The Cost of Wearing Heels
1. Joint Pain
Unlike other types of shoes, heels lack any significant shock absorption. What’s more, wearing heels also stops your foot from naturally rotating as you walk, since they’re forced into a straight and unbending position. This causes the knee to absorb the brunt of every step, which can lead to severe joint pain and an exacerbation of arthritis symptoms, according to the American Association of Orthopaedic Surgeons. Your ankle also absorbs some of the shock as well, so don’t be surprised if a long day in heels leaves your joints feeling stiff and sore.
When you push your feet into too-tight shoes or shoes that force your feet into unnatural shapes (such as pointy-toe shoes), you create pressure on the sides of your feet and toes. Over time, the rubbing and pushing from your favorite heels can lead to a hardening of the skin. It may not be a big deal in the winter, but come summer, you might be too embarrassed to don your strappy sandals when your feet are riddled with callouses.

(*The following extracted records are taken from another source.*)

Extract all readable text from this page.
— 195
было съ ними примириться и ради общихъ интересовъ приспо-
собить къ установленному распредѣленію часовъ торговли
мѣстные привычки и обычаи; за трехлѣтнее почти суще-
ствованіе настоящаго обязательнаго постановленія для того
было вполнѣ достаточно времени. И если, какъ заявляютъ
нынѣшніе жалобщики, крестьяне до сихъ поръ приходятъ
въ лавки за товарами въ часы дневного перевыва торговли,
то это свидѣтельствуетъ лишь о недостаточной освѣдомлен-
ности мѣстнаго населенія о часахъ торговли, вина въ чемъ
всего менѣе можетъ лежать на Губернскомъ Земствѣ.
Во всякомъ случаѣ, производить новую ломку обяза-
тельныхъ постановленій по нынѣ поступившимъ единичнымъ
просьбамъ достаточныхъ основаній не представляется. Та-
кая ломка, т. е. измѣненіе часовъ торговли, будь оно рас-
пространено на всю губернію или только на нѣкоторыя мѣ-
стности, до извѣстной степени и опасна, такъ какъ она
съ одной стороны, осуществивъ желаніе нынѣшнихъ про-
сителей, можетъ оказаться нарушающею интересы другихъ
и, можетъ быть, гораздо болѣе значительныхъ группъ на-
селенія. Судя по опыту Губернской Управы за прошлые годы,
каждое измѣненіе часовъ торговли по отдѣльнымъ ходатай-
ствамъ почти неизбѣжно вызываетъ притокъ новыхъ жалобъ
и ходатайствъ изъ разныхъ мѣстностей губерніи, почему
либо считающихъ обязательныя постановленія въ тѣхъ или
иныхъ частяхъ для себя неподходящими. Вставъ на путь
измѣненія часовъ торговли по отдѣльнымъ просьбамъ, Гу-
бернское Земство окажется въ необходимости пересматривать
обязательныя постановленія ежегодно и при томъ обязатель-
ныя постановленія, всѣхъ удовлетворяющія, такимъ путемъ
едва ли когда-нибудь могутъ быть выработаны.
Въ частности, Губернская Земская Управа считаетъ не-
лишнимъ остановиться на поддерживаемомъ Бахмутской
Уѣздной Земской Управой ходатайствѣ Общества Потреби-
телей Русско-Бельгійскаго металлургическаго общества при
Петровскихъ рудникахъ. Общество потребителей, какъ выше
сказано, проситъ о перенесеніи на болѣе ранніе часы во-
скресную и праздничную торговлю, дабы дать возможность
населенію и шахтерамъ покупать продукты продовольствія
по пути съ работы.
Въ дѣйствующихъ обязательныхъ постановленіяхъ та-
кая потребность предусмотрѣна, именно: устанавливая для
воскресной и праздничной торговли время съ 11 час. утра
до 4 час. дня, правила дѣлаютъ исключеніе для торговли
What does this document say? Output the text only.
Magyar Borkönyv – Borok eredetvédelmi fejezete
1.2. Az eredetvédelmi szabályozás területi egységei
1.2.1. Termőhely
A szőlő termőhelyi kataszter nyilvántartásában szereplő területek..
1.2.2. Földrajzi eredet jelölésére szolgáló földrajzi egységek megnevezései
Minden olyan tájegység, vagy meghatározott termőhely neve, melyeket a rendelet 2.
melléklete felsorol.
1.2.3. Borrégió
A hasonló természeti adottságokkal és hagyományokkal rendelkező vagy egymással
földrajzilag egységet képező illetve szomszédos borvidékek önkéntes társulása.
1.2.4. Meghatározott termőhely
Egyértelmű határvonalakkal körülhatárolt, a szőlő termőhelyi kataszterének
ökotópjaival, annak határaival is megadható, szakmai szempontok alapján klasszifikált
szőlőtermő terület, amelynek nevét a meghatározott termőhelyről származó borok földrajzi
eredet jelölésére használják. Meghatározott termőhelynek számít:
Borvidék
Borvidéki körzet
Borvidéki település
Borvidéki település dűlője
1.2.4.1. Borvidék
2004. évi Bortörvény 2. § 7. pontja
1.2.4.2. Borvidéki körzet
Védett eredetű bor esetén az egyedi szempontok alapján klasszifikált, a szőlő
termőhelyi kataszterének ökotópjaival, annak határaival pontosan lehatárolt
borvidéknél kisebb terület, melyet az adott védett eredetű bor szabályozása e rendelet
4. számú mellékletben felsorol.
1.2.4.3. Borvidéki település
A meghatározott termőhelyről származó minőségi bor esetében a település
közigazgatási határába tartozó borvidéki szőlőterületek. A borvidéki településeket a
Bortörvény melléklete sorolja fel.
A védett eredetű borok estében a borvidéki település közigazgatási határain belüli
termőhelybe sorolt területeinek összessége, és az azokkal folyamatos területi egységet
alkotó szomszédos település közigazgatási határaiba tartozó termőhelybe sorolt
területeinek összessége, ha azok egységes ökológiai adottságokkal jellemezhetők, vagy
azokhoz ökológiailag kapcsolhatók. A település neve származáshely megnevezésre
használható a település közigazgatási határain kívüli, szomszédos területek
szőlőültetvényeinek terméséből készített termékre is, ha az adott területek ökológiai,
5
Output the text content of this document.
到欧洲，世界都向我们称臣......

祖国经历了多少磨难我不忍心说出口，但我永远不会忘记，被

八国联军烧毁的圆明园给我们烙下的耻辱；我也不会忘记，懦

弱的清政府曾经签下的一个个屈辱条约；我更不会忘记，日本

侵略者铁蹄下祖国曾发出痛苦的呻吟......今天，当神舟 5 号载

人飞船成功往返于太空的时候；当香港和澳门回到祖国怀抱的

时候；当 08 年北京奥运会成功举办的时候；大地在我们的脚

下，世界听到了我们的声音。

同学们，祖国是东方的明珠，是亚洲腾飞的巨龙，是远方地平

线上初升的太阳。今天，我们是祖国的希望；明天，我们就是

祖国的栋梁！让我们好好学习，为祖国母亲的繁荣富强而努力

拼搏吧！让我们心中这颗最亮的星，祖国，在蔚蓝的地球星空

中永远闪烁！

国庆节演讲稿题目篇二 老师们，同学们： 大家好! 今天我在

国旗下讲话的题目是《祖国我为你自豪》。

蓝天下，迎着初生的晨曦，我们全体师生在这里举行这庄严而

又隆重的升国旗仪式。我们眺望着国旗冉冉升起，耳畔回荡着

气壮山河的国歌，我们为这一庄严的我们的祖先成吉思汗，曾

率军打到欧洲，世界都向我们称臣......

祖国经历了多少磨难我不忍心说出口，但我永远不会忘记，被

3. Shortened Achilles Tendon
This might be one of the more worrying side effects of wearing heels: According to Live Science, women who wear heels over a long period of their lives actually shorten their Achilles tendon. With the heel in the lifted position, heels can actually create a physiologically change in the muscles and tendons around the ankles. That means, when barefoot or wearing flats and shoes that cause the heel to reach the ground, the wearer can feel immense pain and stretching.
4. Lower Back Pain
Each year, I attend a hospital benefit where the dress code is formal. Wearing heels is a must, as is standing and visiting with other attendees for several hours. The following morning, my lower back is always in pain. Why? Heels actually cause your pelvis to push forward when you walk or stand, placing tremendous pressure on the lower back and causing lingering pain.
5. Lack of Cushion
When you wear heels, your entire body’s weight is placed on the ball of your foot and your heel is used for balance only. Surprisingly, this can cause a wearing away or pushing away of the natural padding you have on the ball of your foot. In fact, according to Elle, some plastic surgeons actually inject Botox into patients’ feet (they call it a “stiletto lift”) to add padding and make heels more comfortable. Otherwise, without extra padding on the ball of your foot, heels can become immensely uncomfortable, and even painful.
6. Falling and Sprained Ankles
When you wear flats, your weight is spread evenly between the ball of your foot and the heel, with little pressure on your ankle. Unfortunately, heels cause such an imbalance between the heel and the ball that the ankle is forced to become the fulcrum for your entire body. And, since ankles aren’t built to take that kind of pressure, falls and twisted or sprained ankles can be pretty common. It’s nearly impossible to perfectly balance, especially in very high heels, so any bump in the pavement can feel like a 10-foot wall when you’re trying to scale it in your favorite pumps.
7. Ingrown Toenails
Most heels have a pointy or almond-shaped toe, despite the fact that the end of your foot is actually more square. And it’s the biggest and littlest toes that take a lot of the pressure as they press against the sides and the end of the shoe.
High heels cause your feet to slide down and crush your toes, leading to ingrown toenails. Ingrown toenails occur when the side of your toenail starts growing into your flesh, and it can be seriously painful.